The practical fix is to make the instruction file tell the agent how to verify details, not to make the instruction file pretend to be the API reference. A repository can also point readers to How to Write Secret-Free Examples for Coding Agent Tutorials when examples are part of the workflow.
Reader next step
Open the instruction or memory file your coding agent actually reads for this repository, then add a short CometAPI rule with four parts: the approved docs URLs, the <API_KEY_PLACEHOLDER> credential rule, a requirement to re-check request details before changing examples, and the pass/fail log fields shown above. After that, run one minimal local check with a disposable setup and record only the redacted result. If the check fails because credentials, account access, or support details are unavailable, keep the note narrow: record the missing input and do not broaden it into a claim about CometAPI behavior.
FAQ
Should the instruction file include exact CometAPI endpoint paths?
Only if they are copied from the current official docs during review. A safer default is to tell the agent which docs URL to check and what kinds of claims must stay source-backed.
Where should credentials appear in examples?

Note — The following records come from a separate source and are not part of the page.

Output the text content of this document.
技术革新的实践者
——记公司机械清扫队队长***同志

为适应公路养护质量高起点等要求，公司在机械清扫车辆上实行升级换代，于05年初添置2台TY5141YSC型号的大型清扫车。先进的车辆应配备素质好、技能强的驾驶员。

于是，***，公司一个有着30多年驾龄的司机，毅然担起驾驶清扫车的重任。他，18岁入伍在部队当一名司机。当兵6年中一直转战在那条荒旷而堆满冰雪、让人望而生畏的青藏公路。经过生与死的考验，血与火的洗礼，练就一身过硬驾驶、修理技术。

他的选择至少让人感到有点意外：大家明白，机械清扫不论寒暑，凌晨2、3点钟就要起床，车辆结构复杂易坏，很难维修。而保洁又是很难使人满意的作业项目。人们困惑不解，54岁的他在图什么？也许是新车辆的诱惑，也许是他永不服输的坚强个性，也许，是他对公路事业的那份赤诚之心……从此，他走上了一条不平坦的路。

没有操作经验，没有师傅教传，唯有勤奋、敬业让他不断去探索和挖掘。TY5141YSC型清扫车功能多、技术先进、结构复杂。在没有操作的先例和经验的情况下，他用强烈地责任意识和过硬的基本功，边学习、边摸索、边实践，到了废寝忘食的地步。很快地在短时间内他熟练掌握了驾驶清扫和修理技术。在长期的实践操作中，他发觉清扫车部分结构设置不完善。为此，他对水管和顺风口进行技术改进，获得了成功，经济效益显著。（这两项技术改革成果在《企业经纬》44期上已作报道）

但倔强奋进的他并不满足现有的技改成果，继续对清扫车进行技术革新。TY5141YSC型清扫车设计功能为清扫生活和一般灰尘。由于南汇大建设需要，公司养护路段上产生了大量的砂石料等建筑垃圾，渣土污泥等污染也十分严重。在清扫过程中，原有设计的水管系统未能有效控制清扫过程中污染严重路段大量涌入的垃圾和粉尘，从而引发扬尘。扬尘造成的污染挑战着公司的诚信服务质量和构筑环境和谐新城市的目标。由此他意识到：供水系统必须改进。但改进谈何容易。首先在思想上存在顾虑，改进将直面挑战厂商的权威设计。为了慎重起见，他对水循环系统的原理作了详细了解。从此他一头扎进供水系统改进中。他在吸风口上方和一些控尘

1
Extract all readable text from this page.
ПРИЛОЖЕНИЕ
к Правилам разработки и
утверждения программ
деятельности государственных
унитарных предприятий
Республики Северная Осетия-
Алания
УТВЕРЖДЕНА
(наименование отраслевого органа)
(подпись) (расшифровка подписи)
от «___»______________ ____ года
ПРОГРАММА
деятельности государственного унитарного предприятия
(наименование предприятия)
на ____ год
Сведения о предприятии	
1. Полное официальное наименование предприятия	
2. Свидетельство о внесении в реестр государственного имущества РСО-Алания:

Use <API_KEY_PLACEHOLDER> in examples. Real credentials belong in local secret storage or environment configuration, not in repository instructions, logs, or article text.
Can a smoke test prove production readiness?
No. A smoke test can show that a minimal request path and redaction policy were checked. It should not make claims about price, quotas, latency, model availability, or billing behavior.
What belongs in the gateway rule?
Include approved docs links, credential handling rules, a requirement to verify request details before changes, and a short log template. Keep long operational procedures in a separate guide linked from the instruction file.
What if two coding agents read different files?
Put the shared rule in the common repository instruction file where possible, then bridge tool-specific files to it. For example, one agent may use AGENTS.md while another expects a different memory file. The important point is that each tool reads the same short policy before it can copy request examples or edit gateway-related code.